2) It turns out that Gamera has pretty good documentation. The Gamera website not only has documentation for its library functions, but also tutorials for carrying out AI tasks. For example, there is a tutorial for building machine learning training sets using the GUI.

Coming out with some concrete results toward our goal was relatively painless after we learned how to use our resources. We wrote a cute little function that, more or less takes care the first step of our project: staff removal. Turns out Gamera has a function called filter_wide_runs which removes horizontal runs longer than a specified length. Go figure. I say more or less because this function does not address the common problem of staff removal: parts of symbols that overlap with the staff lines are also removed. For more complicated sheets of music this would be a major problem, but for something trivial like Twinkle,Twinkle, Little Star we think it would be sufficient. Using this function purely without any cleanup is a good first step. As you can see, the result isn't too badly mangled:



Image Hosted by ImageShack.us

Our next step would be segmenting and classifying symbols. Remember that training tutorial I mentioned earlier? That came in handy for this. Tim and I started playing around with the GUI's classifying tool to figure out how it can benefit us and I can certainly say that it is very powerful; it even has many options for the image-splitting algorithm used to get the training segments. This is the training in a nutshell: the user draws a bounding box around part of the image they want to train, and the GUI finds image segments that are part of the selection and chooses the symbol it think the user just selected. The user can then correct the GUI if it is wrong or it can create a new symbol name for the selection. For more details, refer to the link to the tutorial.

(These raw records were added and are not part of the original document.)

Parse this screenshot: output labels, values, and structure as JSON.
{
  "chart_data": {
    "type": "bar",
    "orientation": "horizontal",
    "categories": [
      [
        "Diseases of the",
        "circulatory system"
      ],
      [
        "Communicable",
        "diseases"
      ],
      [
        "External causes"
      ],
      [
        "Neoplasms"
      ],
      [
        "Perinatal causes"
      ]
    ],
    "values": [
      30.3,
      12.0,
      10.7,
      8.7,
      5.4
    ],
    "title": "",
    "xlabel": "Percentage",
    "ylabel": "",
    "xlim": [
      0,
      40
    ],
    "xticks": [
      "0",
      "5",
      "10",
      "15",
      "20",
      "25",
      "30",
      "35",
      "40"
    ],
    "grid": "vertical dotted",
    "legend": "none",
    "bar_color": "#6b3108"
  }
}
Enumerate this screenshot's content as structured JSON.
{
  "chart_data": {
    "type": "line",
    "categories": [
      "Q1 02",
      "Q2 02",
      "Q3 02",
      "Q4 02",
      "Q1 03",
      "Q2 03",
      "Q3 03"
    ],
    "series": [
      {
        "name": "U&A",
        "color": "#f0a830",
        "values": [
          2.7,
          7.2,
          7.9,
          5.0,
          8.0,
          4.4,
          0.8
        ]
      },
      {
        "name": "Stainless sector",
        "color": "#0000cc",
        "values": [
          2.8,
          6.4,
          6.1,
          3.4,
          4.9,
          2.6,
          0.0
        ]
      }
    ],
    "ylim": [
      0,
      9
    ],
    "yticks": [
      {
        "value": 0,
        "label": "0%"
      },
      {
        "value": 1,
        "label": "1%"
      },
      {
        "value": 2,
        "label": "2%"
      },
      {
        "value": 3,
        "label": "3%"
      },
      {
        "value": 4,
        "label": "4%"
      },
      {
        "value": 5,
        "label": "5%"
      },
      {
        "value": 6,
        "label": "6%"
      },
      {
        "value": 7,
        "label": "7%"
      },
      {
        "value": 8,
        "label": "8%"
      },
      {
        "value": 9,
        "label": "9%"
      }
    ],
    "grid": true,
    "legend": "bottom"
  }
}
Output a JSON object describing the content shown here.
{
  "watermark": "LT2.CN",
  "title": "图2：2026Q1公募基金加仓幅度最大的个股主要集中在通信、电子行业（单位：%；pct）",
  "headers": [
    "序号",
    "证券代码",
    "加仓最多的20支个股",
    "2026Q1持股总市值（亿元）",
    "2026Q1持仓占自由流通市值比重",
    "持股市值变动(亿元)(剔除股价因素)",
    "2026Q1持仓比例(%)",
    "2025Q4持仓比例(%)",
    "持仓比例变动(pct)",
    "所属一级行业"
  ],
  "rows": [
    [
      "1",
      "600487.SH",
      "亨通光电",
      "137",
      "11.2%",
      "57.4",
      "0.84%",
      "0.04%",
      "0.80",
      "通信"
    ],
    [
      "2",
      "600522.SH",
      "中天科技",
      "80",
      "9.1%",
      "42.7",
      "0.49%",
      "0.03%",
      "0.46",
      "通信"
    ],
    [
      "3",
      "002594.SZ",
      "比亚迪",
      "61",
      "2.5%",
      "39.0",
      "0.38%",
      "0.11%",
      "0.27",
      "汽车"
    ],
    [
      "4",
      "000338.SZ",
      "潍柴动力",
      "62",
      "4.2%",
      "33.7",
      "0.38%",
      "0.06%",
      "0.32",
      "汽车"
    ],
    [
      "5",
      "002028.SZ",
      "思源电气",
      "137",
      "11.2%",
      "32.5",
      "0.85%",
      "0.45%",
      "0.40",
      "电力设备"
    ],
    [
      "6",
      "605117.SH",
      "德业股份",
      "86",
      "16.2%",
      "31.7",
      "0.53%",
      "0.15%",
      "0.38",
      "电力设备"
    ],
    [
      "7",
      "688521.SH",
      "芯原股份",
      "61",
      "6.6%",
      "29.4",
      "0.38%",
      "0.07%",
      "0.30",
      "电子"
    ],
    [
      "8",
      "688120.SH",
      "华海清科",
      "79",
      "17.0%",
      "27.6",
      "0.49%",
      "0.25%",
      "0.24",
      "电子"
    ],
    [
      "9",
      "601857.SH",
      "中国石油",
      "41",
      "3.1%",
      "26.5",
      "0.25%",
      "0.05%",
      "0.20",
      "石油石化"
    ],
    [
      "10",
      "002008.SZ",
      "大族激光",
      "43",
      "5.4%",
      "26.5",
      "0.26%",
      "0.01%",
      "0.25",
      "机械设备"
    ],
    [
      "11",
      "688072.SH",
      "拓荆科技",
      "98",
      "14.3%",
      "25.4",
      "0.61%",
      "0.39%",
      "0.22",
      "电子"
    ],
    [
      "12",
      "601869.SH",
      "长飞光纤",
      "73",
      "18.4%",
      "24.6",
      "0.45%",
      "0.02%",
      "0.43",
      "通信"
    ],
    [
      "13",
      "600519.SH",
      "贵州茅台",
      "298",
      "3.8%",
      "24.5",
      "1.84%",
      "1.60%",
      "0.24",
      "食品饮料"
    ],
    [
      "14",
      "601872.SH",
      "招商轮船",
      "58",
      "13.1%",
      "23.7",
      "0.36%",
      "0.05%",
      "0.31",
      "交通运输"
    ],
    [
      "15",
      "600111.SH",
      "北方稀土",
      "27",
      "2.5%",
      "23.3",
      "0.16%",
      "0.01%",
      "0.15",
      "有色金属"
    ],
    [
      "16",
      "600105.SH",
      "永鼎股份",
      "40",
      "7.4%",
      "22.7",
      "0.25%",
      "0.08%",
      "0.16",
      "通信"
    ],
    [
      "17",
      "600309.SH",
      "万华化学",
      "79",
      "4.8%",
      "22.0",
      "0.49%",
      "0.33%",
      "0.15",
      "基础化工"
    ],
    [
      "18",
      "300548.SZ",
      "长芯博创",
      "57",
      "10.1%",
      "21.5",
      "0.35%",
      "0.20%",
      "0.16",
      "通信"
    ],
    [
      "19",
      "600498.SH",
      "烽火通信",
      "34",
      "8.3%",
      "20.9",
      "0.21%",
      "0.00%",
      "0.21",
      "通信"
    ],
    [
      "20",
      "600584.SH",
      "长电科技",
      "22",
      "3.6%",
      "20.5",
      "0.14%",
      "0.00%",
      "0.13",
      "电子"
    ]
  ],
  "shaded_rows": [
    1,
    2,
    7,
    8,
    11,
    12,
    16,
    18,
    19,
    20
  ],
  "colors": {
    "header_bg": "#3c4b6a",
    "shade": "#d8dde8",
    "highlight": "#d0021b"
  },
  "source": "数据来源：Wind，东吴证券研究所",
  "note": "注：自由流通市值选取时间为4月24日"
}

I can safely say we barely scratched the surface of what Gamera can offer, in terms of its library functions and also its GUI features. More research and testing needs to be done before we can come up with some results for the recognition component of our project, and also refinements for the staff removal.

So, until then, faithful blog readers.

28.3.11

Set up repository

We set up a Hg repository today for the project at bitbucket.org.  Michael and I looked around the web for Python wrappers for OpenCV, but the ones that we found were either deprecated, poorly documented, or both.  I installed a Java wrapper for OpenCV called JavaCV on my laptop.  It appears to work properly and that may be what we use.

We also looked a little bit into the algorithms.  For music OCR, one of the most important steps is staff recognition and removal.  We read about a few common algorithms used to accomplish this task, but we are still undecided on which one to use.  Another important step for music OCR is symbol segmentation.  This comes after staff recognition and removal; after reading a paper, we have picked the k-NN technique for its simplicity and effectiveness.

20.3.11

Hello World

This blog will track the progress of Tim Kang and Michael Perry's CSE 190 project.  Our project is on applying OCR to sheet music (project proposal here).  Our goal is to eventually be able to read handwritten or badly deformed printed sheets, but we will start with well-formed printed sheets in order to get everything working.  For this project, we are going to stick with sheet music written in normal western notation; none of that hokey stuff.

For the people with less experience, Music OCR consists of several steps:
-- preprocessing ->  staff recognition/removal -> symbol segmentation/classification
after of which the sheet music can be reconstructed in a format such as MusicXML or MIDI and read by a scorewriter program such as the commercial Finale or the open-source MuseScore.